Another recent hypothesis about the species was proposed by an American paleontologist who suspected it was a carcharodontosaurid related to the Concavenator, but this has received no confirmation.
Interactions with Other Species
Paleontological research revealed that the Ichthyovenator might’ve shared its habitat with the following creatures:
- Sauropods like Tangvayosaurus
- Other theropods
- Ray-finned fish like lepidotes and Lanxagichthys
- Unknown species of carettochelyid and trionychid turtles
- Turtles like Xinjiangchelys and Shachemys
- Trigoniid bivalves like Plicatounio and Tridonioides
Since the Ichthyovenator is believed to have been primarily piscivorous, it’s highly likely that it didn’t actively seek confrontations with other dinosaurs like carnivorous predators do.

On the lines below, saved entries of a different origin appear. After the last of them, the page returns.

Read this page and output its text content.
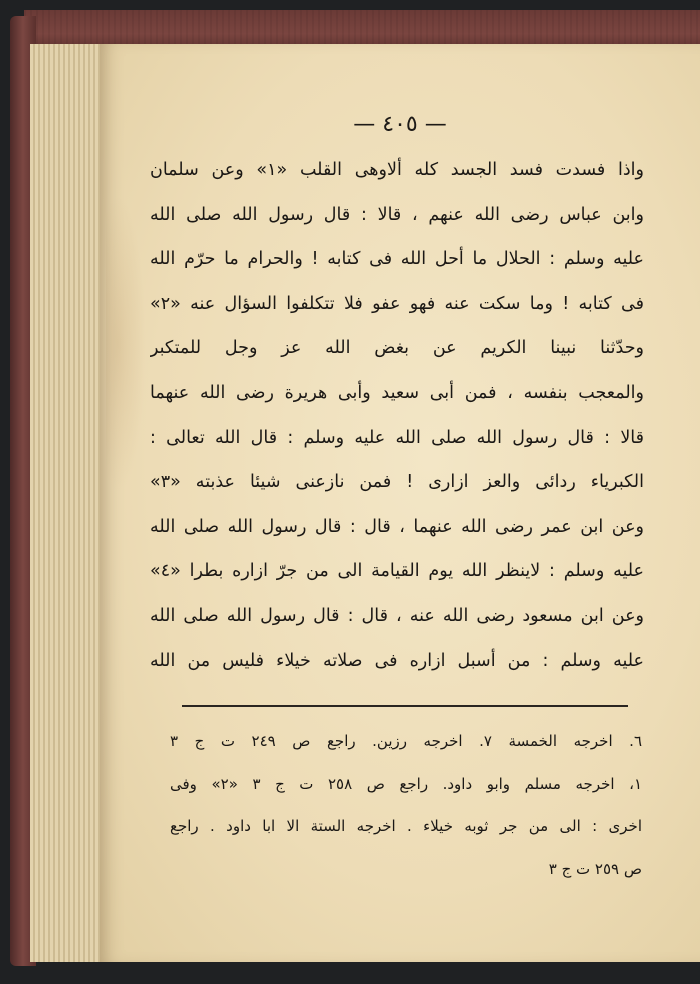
— ٤٠٥ —
واذا فسدت فسد الجسد كله ألاوهى القلب «١» وعن سلمان
وابن عباس رضى الله عنهم ، قالا : قال رسول الله صلى الله
عليه وسلم : الحلال ما أحل الله فى كتابه ! والحرام ما حرّم الله
فى كتابه ! وما سكت عنه فهو عفو فلا تتكلفوا السؤال عنه «٢»
وحدّثنا نبينا الكريم عن بغض الله عز وجل للمتكبر
والمعجب بنفسه ، فمن أبى سعيد وأبى هريرة رضى الله عنهما
قالا : قال رسول الله صلى الله عليه وسلم : قال الله تعالى :
الكبرياء ردائى والعز ازارى ! فمن نازعنى شيئا عذبته «٣»
وعن ابن عمر رضى الله عنهما ، قال : قال رسول الله صلى الله
عليه وسلم : لاينظر الله يوم القيامة الى من جرّ ازاره بطرا «٤»
وعن ابن مسعود رضى الله عنه ، قال : قال رسول الله صلى الله
عليه وسلم : من أسبل ازاره فى صلاته خيلاء فليس من الله
٦. اخرجه الخمسة ٧. اخرجه رزين. راجع ص ٢٤٩ ت ج ٣
١، اخرجه مسلم وابو داود. راجع ص ٢٥٨ ت ج ٣ «٢» وفى
اخرى : الى من جر ثوبه خيلاء . اخرجه الستة الا ابا داود . راجع
ص ٢٥٩ ت ج ٣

However, we cannot exclude interspecific combat if food sources were scarce.
Moreover, since the dinosaurs known to have inhabited that same ecosystem were herbivorous, the Ichthyovenator probably had no natural predators.
Although the Ichthyovenator is included in many books about dinosaurs, it’s undoubtedly not as popular as other dinosaurs – the Stegosaurus, for example, which appears in dozens of books, movies, and games.
However, the fish hunter does appear in the Jurassic World: Primals Ops game, although it is wrongly depicted as being part of the Baryonychinae subfamily.
The species is now part of the Jurassic World: Dominion toy line; more precisely, it appeared in the “Roar Strikers” assortment.
It can also be seen in a game called Prior Extinction, where it’s depicted as a slow-moving dinosaur capable of underwater bursts of speed.
Furthermore, the Ichtyovenator also appears in Additional Creatures 2: Wild ARK, where it’s considered an excellent aquatic fighter.
Nonetheless, while the species isn’t too famous in popular culture, it has aroused the interest of scientists from around the world, especially due to the bizarre form of its vertebrae and the back sail that appears to be slightly “cut in half.”
The Aptian age of the Early Cretaceous “hosted” a fish-hunting dinosaur – the Ichthyovenator!
Although the genus was named relatively recently, and many fossils are missing for a somewhat complete skeleton, scientists put in the effort and discovered much about it!
Thanks to their research, we know that the fish-eating creature with two sails on its back lived around 125-113 million years ago.
It was probably semiaquatic, although its swimming behavior is still up for debate.
It was small compared to other spinosaurids but enormous compared to other prehistoric animals!
The Ichthyovenator likely had small but strong forelimbs and long, robust hind limbs.
Moreover, the spines on its tail are thought to have aided in propulsion through water.
Needless to say, the discovery of the Ichthyovenator represented a major contribution to our world’s evolutionary history since it’s now considered the first official confirmation that Asia served as the home for spinosaurids.
Hopefully, future paleontological discoveries will facilitate a full Ichthyovenator reconstruction, thus shedding light on other aspects of its evolution and history.